儿臣抓了谋逆之人,却得了这两个字。父皇,儿臣心寒。”
三人又说些闲话,兄弟两人一起辞职。
夏云泽冷冷道:“二哥宠溺谋逆之人女儿为侧妃,尚不得父皇一句孝子。
说话间一口气没有均匀,不由得咳嗽起来。
“能服侍在父皇身边,是儿臣的福分,儿臣不感觉辛苦。”夏云泽温声道。
但是欧阳若言还是不肯信赖,问道:“莫非镇北王早就对阿谁位置虎视眈眈?”
“不是吗?”元帝盯着夏云泽,“你镇守边关数年,对北匈奴了如指掌,朕不信赖你对北匈奴没有一点防备之心,更不信赖你拦不住北匈奴的军队。”
他看向欧阳若言:“镇北王很会用人,若言,你要与镇北王做买卖……”
从圣上在早朝吐血以后,他就一向衣不解带地奉养在圣上身边,刚亲手喂圣上吃了药,正坐在窗前的小几上,陪着圣上说话。
夏云泽脸上的笑容收了些:“是儿臣没有好好地做镇北王吗?”
他将书单看了一遍,见都是本身筹算要背的书,便也放下心来,瞧了上届举子的试题,见题目是如何进步人丁数量。
父子二人,在相处了几日以后,终究将“太子”二字,提到了明面上。
匈奴雄师往边疆来之时,儿臣第二次给父皇上奏,要求父皇派救兵援助,乃至给出了匈奴军队有能够进犯的线路。
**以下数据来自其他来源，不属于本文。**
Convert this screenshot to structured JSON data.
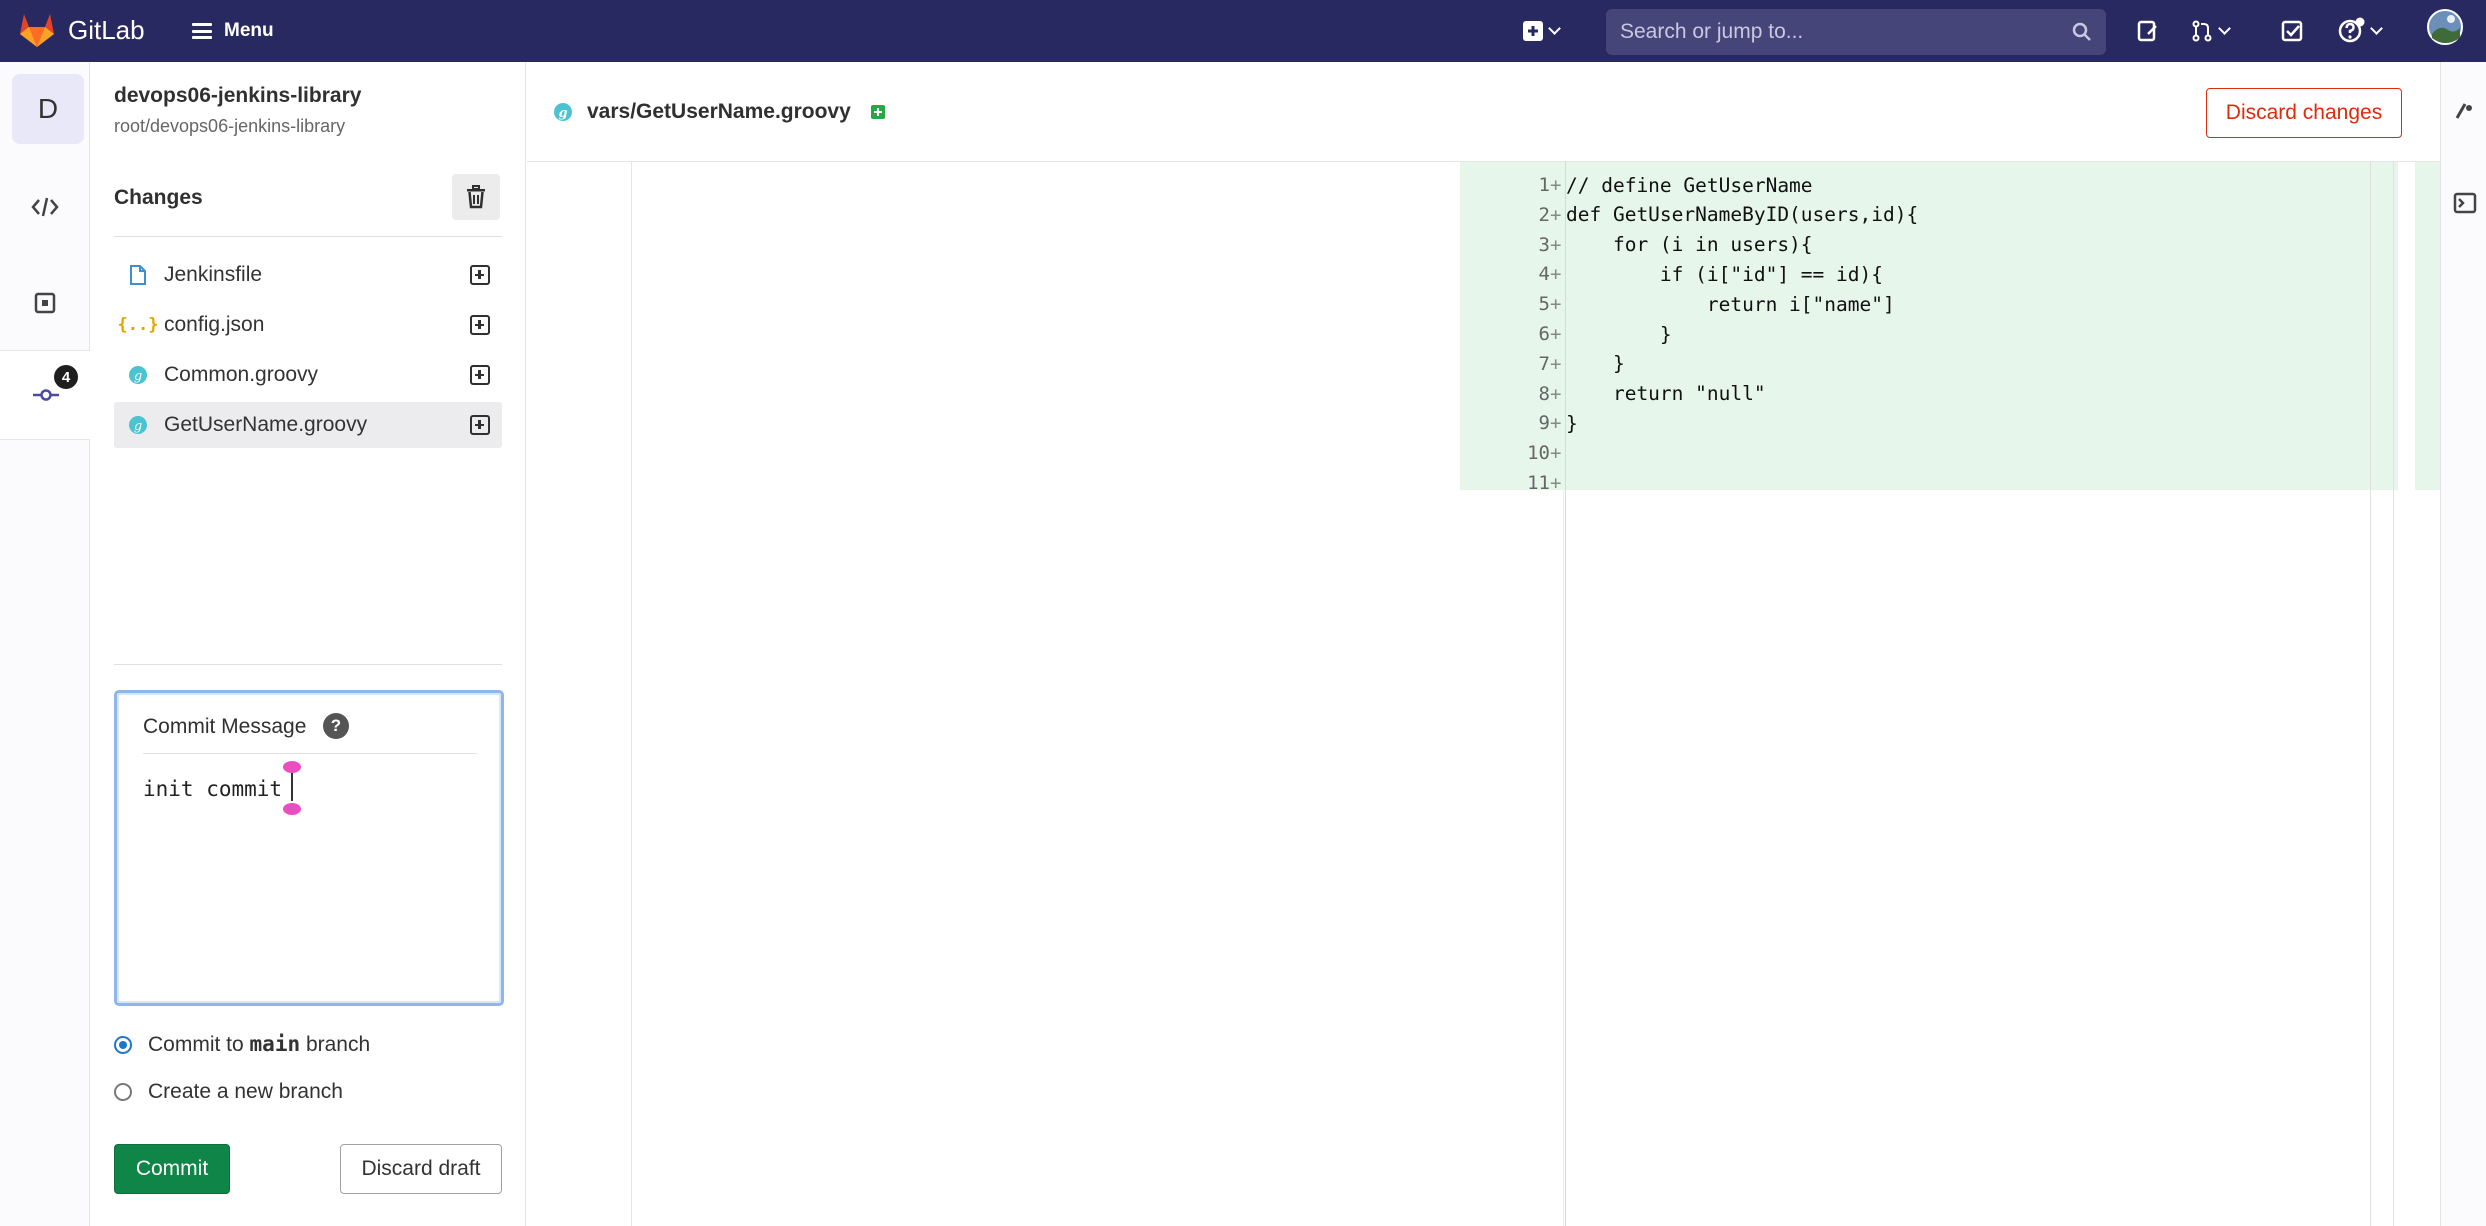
{
  "topbar": {
    "brand": "GitLab",
    "menu_label": "Menu",
    "search_placeholder": "Search or jump to..."
  },
  "minibar": {
    "project_initial": "D",
    "commit_count": "4"
  },
  "sidebar": {
    "project_name": "devops06-jenkins-library",
    "project_path": "root/devops06-jenkins-library",
    "changes_title": "Changes",
    "files": [
      {
        "name": "Jenkinsfile",
        "icon": "file-icon"
      },
      {
        "name": "config.json",
        "icon": "json-icon"
      },
      {
        "name": "Common.groovy",
        "icon": "groovy-icon"
      },
      {
        "name": "GetUserName.groovy",
        "icon": "groovy-icon"
      }
    ],
    "commit_message_label": "Commit Message",
    "commit_message_value": "init commit",
    "commit_to_prefix": "Commit to",
    "branch_name": "main",
    "commit_to_suffix": "branch",
    "new_branch_label": "Create a new branch",
    "commit_button": "Commit",
    "discard_draft_button": "Discard draft"
  },
  "editor": {
    "file_path": "vars/GetUserName.groovy",
    "discard_changes_button": "Discard changes",
    "lines": [
      {
        "num": "1",
        "code": "// define GetUserName"
      },
      {
        "num": "2",
        "code": "def GetUserNameByID(users,id){"
      },
      {
        "num": "3",
        "code": "    for (i in users){"
      },
      {
        "num": "4",
        "code": "        if (i[\"id\"] == id){"
      },
      {
        "num": "5",
        "code": "            return i[\"name\"]"
      },
      {
        "num": "6",
        "code": "        }"
      },
      {
        "num": "7",
        "code": "    }"
      },
      {
        "num": "8",
        "code": "    return \"null\""
      },
      {
        "num": "9",
        "code": "}"
      },
      {
        "num": "10",
        "code": ""
      },
      {
        "num": "11",
        "code": ""
      }
    ]
  },
  "colors": {
    "topbar": "#292961",
    "commit_green": "#108548",
    "danger_red": "#dd2b0e",
    "added_line_bg": "#e6f6ea"
  }
}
可救兵呢?如果救兵不是担搁在都城以外,能及时从都城解缆,匈奴那支马队可有机遇攻翻开源城?
早在二人扳谈的时候,服侍的下人们就都散去,现在房间里只要夏云泽。
夏云泽的脸上现出冷意:“父皇,在北匈奴入侵之前,儿臣就上了北匈奴集结了统统部落兵力集结,对大夏虎视眈眈的奏章。